友人としてという言葉にずっとという保証はない。もしかしたら、仲たがいするかもしれない。まだ、子どもなのだ。何らかの理由で離ればなれになるかもしれない。その結果、陥るのは、はやてにとって絶望的ともいえる状況である。
孤独という極寒の寒さの中に裸で立つような冷たさをもう感じたくないと考えてしまうのは罪だろうか。
だが、そんな恐怖も翔太は笑って否定してくれる。そんなことを心配することはない、というように。
「君が一番欲しかったものがきっと得られる」
「私が一番欲しかったもの?」
はやてが一番欲しかったもの、欲しいものは言うまでもない。今、翔太が持っているような温かさをもって傍にいてくれる人だ。はやてを一人にしない人だ。ただ、それだけが欲しかった。それ以外に何かあるのだろうか。
そんな風に疑問に思うはやてに翔太は笑いながら、微笑ましいものを見るような目で答えた。
「そうだよ、はやてちゃん。君がいくつもの絆を紡いで、それらと付き合って、そして君が一番欲しかったもの―――『家族』が得られるよ」
「家族……」
言われて初めて気づいた。
そう、そうだ。自分最初からそう称していたではないか。はやてを一人にせず、はやてを孤独にしない人。その人をなんと呼ぶのか―――それは、翔太が言ったように『家族』だ。そう、そうなのだ。はやてが一番欲しかったのはシグナムのような、シャマルのような、ヴィータのような、ザフィーラのような、リィンフォースのような『家族』だ。
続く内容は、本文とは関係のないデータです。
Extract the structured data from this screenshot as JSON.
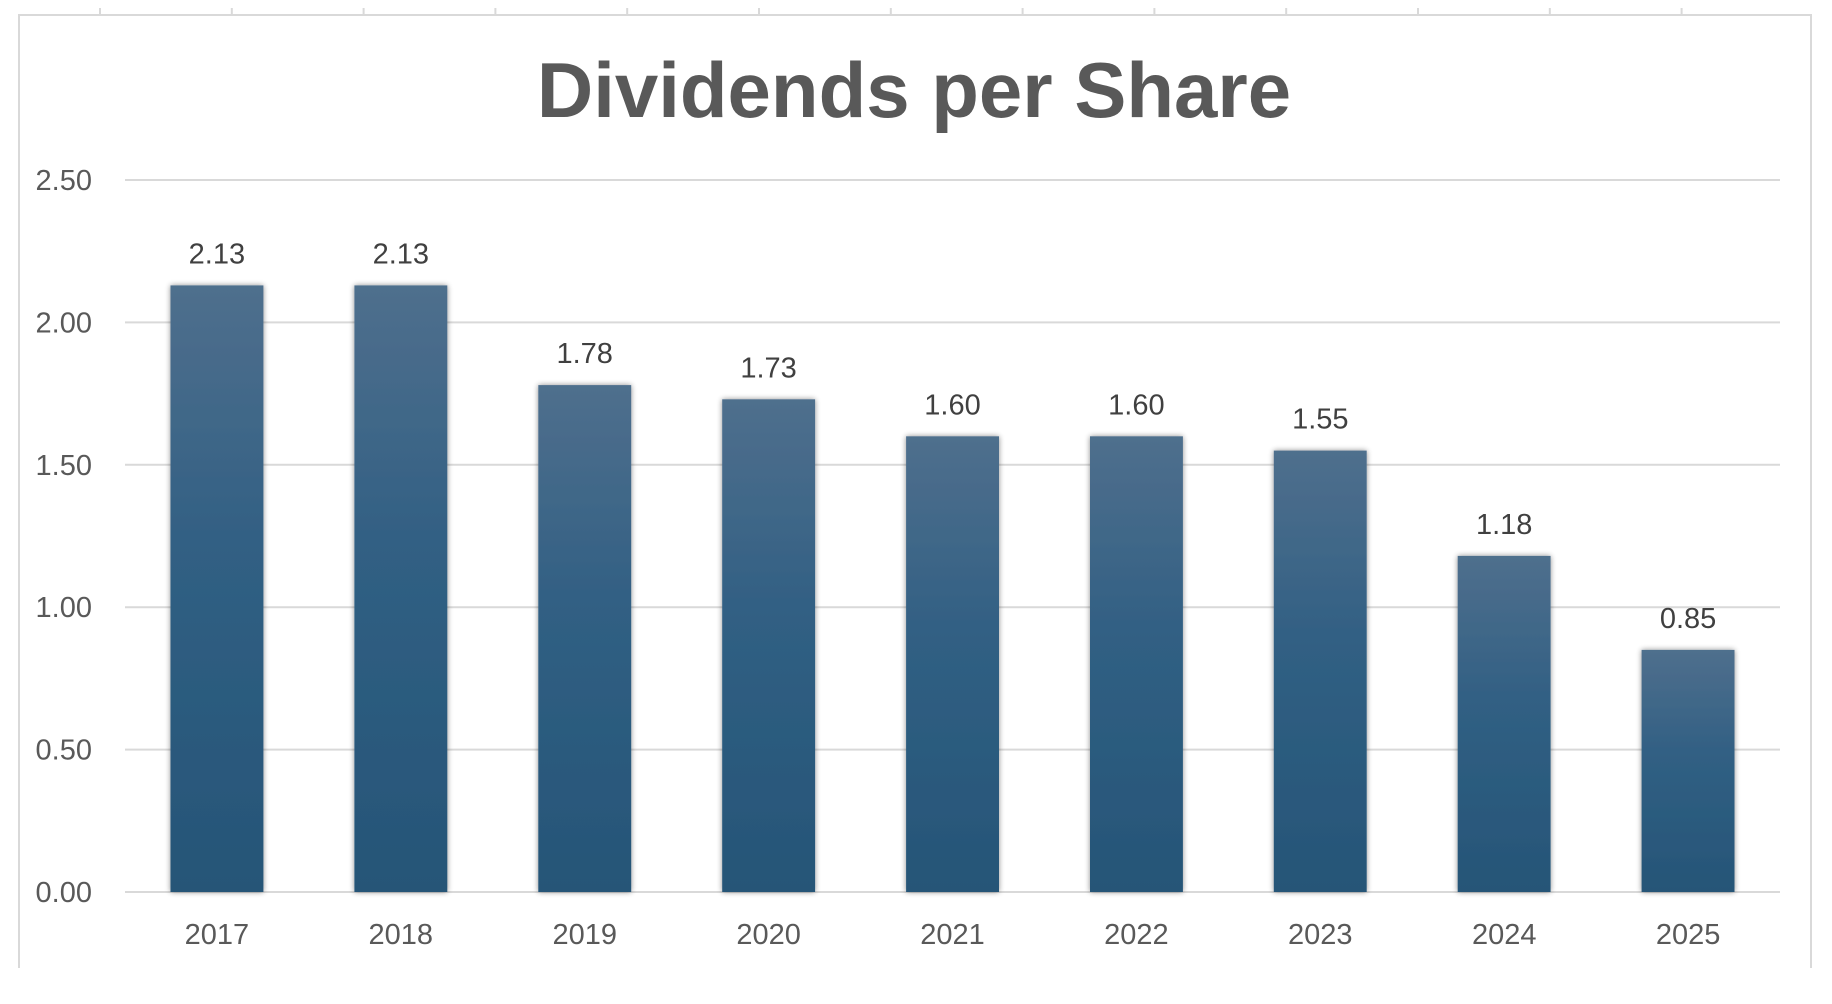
{
  "chart_data": {
    "type": "bar",
    "title": "Dividends per Share",
    "xlabel": "",
    "ylabel": "",
    "categories": [
      "2017",
      "2018",
      "2019",
      "2020",
      "2021",
      "2022",
      "2023",
      "2024",
      "2025"
    ],
    "values": [
      2.13,
      2.13,
      1.78,
      1.73,
      1.6,
      1.6,
      1.55,
      1.18,
      0.85
    ],
    "data_labels": [
      "2.13",
      "2.13",
      "1.78",
      "1.73",
      "1.60",
      "1.60",
      "1.55",
      "1.18",
      "0.85"
    ],
    "ylim": [
      0,
      2.5
    ],
    "yticks": [
      0,
      0.5,
      1.0,
      1.5,
      2.0,
      2.5
    ],
    "ytick_labels": [
      "0.00",
      "0.50",
      "1.00",
      "1.50",
      "2.00",
      "2.50"
    ],
    "grid": true,
    "legend": "none",
    "colors": {
      "bar_top": "#4f6f8d",
      "bar_mid": "#305f83",
      "bar_bottom": "#265577",
      "text": "#595959",
      "data_label": "#404040",
      "grid": "#d9d9d9"
    }
  }
}
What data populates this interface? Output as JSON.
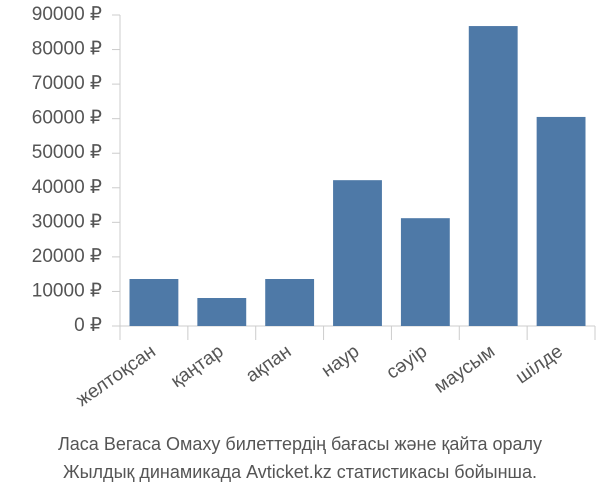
{
  "chart_data": {
    "type": "bar",
    "categories": [
      "желтоқсан",
      "қаңтар",
      "ақпан",
      "наур",
      "сәуір",
      "маусым",
      "шілде"
    ],
    "values": [
      13600,
      8100,
      13600,
      42200,
      31200,
      86800,
      60500
    ],
    "color": "#4e79a7",
    "ylim": [
      0,
      90000
    ],
    "yticks": [
      {
        "value": 0,
        "label": "0 ₽"
      },
      {
        "value": 10000,
        "label": "10000 ₽"
      },
      {
        "value": 20000,
        "label": "20000 ₽"
      },
      {
        "value": 30000,
        "label": "30000 ₽"
      },
      {
        "value": 40000,
        "label": "40000 ₽"
      },
      {
        "value": 50000,
        "label": "50000 ₽"
      },
      {
        "value": 60000,
        "label": "60000 ₽"
      },
      {
        "value": 70000,
        "label": "70000 ₽"
      },
      {
        "value": 80000,
        "label": "80000 ₽"
      },
      {
        "value": 90000,
        "label": "90000 ₽"
      }
    ],
    "grid": false,
    "caption": [
      "Ласа Вегаса Омаху билеттердің бағасы және қайта оралу",
      "Жылдық динамикада Avticket.kz статистикасы бойынша."
    ]
  }
}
「私に『家族』………それってほんまに作れるんかな?」
本当に欲しいものには気付いたが、家族が本当にはやてに作れるのかどうかはやてには半信半疑だった。なぜなら、はやてにとって家族とは与えられたもので、作るものではなかったからだ。父親も母親も記憶にないはやてには、どうやって家族が作れるのかわからなかった。ただ、そこにいて、傍にいる存在が家族であり、作るものではないと思っていから。
そんなはやての心配を吹き飛ばすように翔太は微笑む。